"Se abril correr bem, em maio portugueses vão conviver socialmente com a realidade do vírus"

Presidente da República garante que já se vê uma luz ao fundo do túnel na contenção da pandemia de covid-19 em Portugal. Vai decretar mais 15 dias de estado de emergência, mas diz que se abril mantiver a trajetória atual, em maio o país irá progressivamente entrar na convivência social e na recuperação económica.

Marcelo Rebelo de Sousa já vê uma luz ao fundo do túnel para sair das restrições mais apertadas à sociedade portuguesa por causa da pandemia. "Abril permite olhar para maio como um mês de transição", afirmou o Presidente da República.

O processo continua a ser "seguir a evolução positiva", assegurou Marcelo, depois de ter estado reunido no Infarmed com o primeiro-ministro, presidente da Assembleia da República, líderes dos partidos e responsáveis de saúde pública. Encontro que lhe permitiu perceber que há uma "desaceleração da propagação do vírus "cada vez mais consistente e regular".

E se tudo continuar assim, em maio os portugueses "vão habituar-se a conviver socialmente com a realidade de um vírus que foi vencido no que representa um risco grave e passa a ser um dado da vida do dia-a-dia".

Mas é uma "transição" que terá de ser feita "com precaução", advertiu o Presidente. Ou seja, com as mesmas atitudes que têm sido assumidas pelos portugueses e com distanciamento social. "Já se começa a ver a luz ao fundo do túnel". Ainda que a transição, advertiu, será "incompatível com o fenómeno de massas", porque significa "um risco muito agravado de contaminação".
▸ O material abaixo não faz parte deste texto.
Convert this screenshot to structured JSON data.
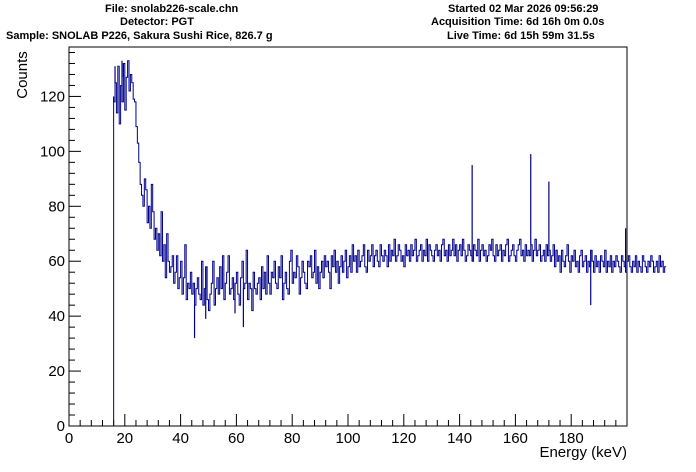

O Presidente reiterou a necessidade de voltar a decretar mais um período de estado de emergência, o que decidirá na quinta-feira, mas não se quis comprometer que será o último. "É cedo para falar sobre um assunto a decidir no início de maio".

Partidos de acordo

António Costa também se mostrou esperançado no final da reunião. "Um dia chegaremos a um nível em que vamos lidar com este vírus como lidamos com outros. Não podemos correr o risco de haver descontrolo. Não podemos perder o que já ganhámos. Temos de atingir um nível em que podemos conviver socialmente com o coronavírus. Quando lá chegaremos? Ainda não sabemos"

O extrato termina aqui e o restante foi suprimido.